Why HPA Should Be Disabled During Performance Testing for Kubernetes Microservices

When organizations adopt Kubernetes for running microservices, one of the most powerful features they often leverage is Horizontal Pod Autoscaling (HPA). HPA automatically adjusts the number of pods in a deployment based on observed CPU, memory, or custom metrics, ensuring that workloads scale efficiently in response to demand.

While HPA is extremely valuable in production environments, it can skew results during performance testing if left enabled. Let’s unpack why it’s best practice to disable HPA when running performance or load tests.

1. The Goal of Performance Testing

The primary objective of performance testing is to understand:

  • How your application behaves under expected and peak loads.
  • The maximum capacity a service can handle before performance degradation.
  • Latency, throughput, and error thresholds of the system.

To achieve this, the test environment must remain predictable and controlled. If HPA is active, the environment dynamically changes during the test, making it harder to attribute observed performance to the application itself.

2. HPA Masks Bottlenecks

HPA automatically spins up new pods when resources are under pressure. This elasticity is great in production, but during testing it can hide bottlenecks.

  • If your application has inefficient queries, poor caching, or memory leaks, autoscaling might temporarily compensate.
  • Instead of surfacing the root cause, the system “throws more pods” at the problem.
  • This leads to misleading test results and prevents teams from uncovering real optimization opportunities.

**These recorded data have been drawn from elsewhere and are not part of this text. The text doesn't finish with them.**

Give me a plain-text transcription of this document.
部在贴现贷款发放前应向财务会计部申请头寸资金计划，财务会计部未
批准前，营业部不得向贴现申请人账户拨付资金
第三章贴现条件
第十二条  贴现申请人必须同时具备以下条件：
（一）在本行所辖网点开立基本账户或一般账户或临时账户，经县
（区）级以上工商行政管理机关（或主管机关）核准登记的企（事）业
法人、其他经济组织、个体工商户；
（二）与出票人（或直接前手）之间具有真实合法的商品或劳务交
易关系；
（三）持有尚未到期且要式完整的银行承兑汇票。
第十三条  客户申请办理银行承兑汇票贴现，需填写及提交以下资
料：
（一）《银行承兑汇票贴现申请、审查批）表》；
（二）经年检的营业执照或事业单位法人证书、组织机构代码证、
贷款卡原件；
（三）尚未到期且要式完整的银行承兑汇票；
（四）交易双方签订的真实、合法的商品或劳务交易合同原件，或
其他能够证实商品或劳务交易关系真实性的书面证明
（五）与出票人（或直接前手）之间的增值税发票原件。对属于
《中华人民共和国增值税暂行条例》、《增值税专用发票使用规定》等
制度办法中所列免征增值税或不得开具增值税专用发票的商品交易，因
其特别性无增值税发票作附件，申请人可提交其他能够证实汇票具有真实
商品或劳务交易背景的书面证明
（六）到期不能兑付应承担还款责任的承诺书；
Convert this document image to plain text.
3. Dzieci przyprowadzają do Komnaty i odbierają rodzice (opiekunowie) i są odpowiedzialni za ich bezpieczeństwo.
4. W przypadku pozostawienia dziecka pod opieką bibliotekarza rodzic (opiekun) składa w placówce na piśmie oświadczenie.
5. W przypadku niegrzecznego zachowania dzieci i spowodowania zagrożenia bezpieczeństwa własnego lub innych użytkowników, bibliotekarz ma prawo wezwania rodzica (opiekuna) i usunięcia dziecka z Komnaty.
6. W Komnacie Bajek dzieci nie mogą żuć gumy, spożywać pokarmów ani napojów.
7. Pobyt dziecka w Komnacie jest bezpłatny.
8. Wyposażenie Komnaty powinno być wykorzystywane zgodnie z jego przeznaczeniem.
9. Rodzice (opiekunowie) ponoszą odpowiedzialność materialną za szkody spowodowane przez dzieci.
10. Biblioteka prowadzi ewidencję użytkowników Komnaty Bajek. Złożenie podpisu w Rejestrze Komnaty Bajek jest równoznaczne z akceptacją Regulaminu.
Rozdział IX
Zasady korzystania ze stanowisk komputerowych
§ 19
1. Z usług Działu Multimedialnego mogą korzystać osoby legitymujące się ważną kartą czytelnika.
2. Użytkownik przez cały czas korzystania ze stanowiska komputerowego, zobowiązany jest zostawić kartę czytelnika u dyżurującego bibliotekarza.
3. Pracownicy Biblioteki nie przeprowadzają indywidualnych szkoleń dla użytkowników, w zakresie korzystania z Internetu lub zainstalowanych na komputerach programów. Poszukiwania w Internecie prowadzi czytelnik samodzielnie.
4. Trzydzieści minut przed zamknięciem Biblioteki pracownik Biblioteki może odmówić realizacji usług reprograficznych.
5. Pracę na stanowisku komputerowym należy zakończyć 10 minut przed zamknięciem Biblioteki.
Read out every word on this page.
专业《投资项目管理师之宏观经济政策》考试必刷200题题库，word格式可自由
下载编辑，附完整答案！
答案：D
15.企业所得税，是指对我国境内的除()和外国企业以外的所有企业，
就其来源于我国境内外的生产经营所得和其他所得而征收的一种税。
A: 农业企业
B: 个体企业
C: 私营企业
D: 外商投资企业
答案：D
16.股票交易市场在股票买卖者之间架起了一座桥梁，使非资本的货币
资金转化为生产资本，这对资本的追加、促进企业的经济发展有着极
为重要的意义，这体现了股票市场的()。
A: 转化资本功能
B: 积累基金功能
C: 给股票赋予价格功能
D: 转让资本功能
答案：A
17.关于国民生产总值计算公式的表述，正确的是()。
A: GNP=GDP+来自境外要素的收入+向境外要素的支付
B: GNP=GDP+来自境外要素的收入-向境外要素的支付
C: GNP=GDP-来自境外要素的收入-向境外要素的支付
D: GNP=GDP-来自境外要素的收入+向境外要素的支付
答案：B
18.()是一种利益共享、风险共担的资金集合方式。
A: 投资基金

3. Inconsistent Test Results

Performance tests should be repeatable. When HPA is enabled:

  • The number of pods at the start and end of the test may differ.
  • Results vary depending on how aggressively HPA scaled resources.
  • Benchmark comparisons (e.g., before and after code changes) become unreliable.

By disabling HPA, you ensure that every test run uses the same fixed resources, making your measurements consistent and comparable.

4. Cost and Overprovisioning Concerns

If you’re running large-scale tests, HPA may aggressively scale out services, creating far more pods than anticipated. This not only inflates infrastructure costs during testing but also gives a false sense of capacity. Your service may appear highly scalable in tests, but in reality, the efficiency and cost implications in production could be unsustainable.

5. When to Reintroduce HPA in Testing

It’s important to note that HPA should not be ignored altogether in testing—it simply needs to be introduced at the right stage:

  1. Early-stage performance testing → Keep HPA disabled to identify application-level bottlenecks and establish baselines.
  2. Scalability testing → Re-enable HPA to validate scaling policies, ensure autoscaling responds correctly, and fine-tune thresholds.

This phased approach ensures both application efficiency and scalability resilience are properly validated.

Key Takeaway

Disabling HPA during performance testing creates a controlled environment, prevents autoscaling from masking issues, and produces consistent, reliable results. Once your microservices are tuned and stable, HPA can then be tested separately to validate scalability strategies.

In short:
Performance Testing = Fixed Resources
Scalability Testing = Enable HPA

This distinction helps teams uncover bottlenecks early and ensures their Kubernetes-based microservices are both optimized and scalable.